Abstract

This section summarizes downstream developments of the previous month. Exploration & Production are covered in 'Upstream Review'. Following a month in which US and British forces suffered their heaviest daily casualties, the Iraqi people voted in large numbers for a new national assembly (see 'Focus'). Violence, however, continued after the election and oil installations were reported damaged, including a pipeline linking the Kirkuk oil field to the Baiji refinery and a further line between Baiji and the refinery at Daurah. The export line connecting Kirkuk to the Turkish Mediterranean port of Ceyhan was also hit.
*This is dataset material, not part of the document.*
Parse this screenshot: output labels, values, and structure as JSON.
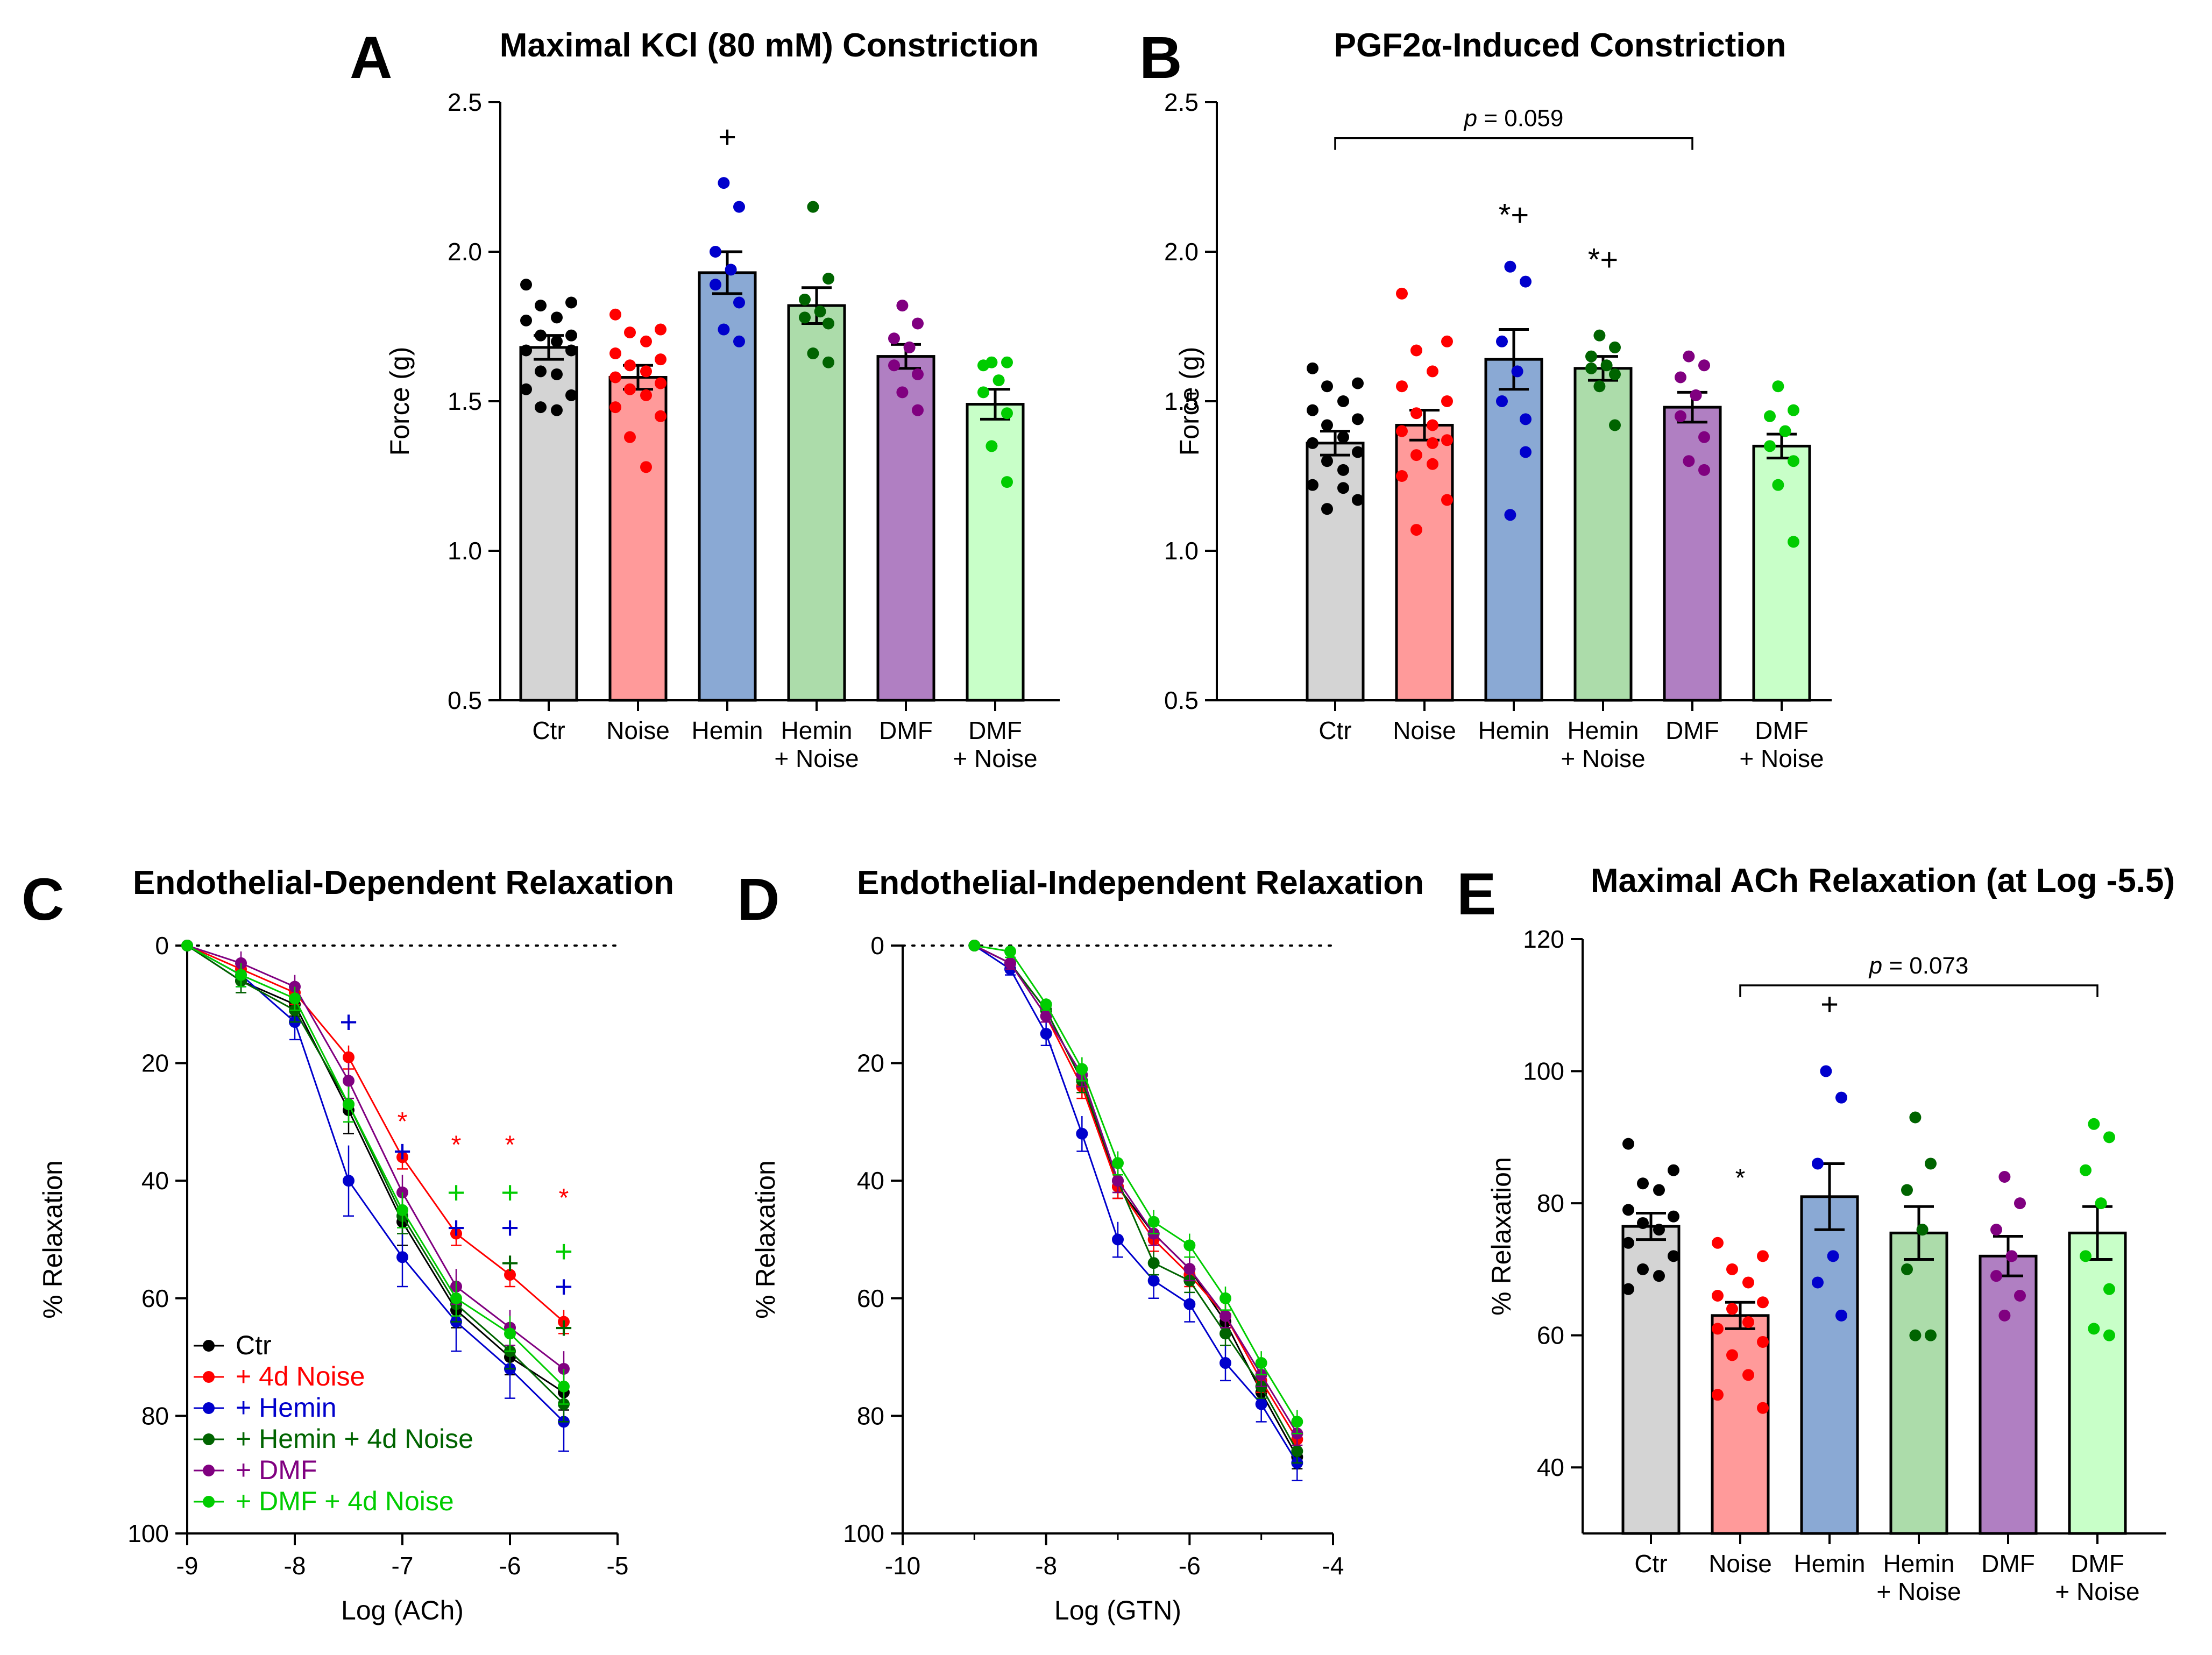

Sabotage to electricity installations affected oil pumping stations in the south of the country cutting production and forcing the Iraqis to announce a 10% cut in contract volumes of Basrah Light until the middle of the year. An official investigation into the UN‐administered Oil‐for‐Food Programme concluded that the man in charge, Benon Sevan "repeatedly solicited" oil for a company called Africa Middle East Petroleum. A further report into other allegations of corruption in connection with the programme, which supervised export sales of Iraqi petroleum from 1993 to 2003, is due later this year. Relief at the apparent success of the Iraqi election caused crude oil prices to fall by about $3 a barrel. OPEC ministers did their bit for oil prices by agreeing not to cut output at their meeting on 30th January. Quotas remain unchanged at 27 mn bpd. The organization's target price band of $22‐28 a barrel, however, has been suspended. A new one will be discussed in March. Kuwait announced it was to increase security at its oil installations following an attack by armed men in an area close to the emirate's largest refinery, at Mina al‐Ahmadi.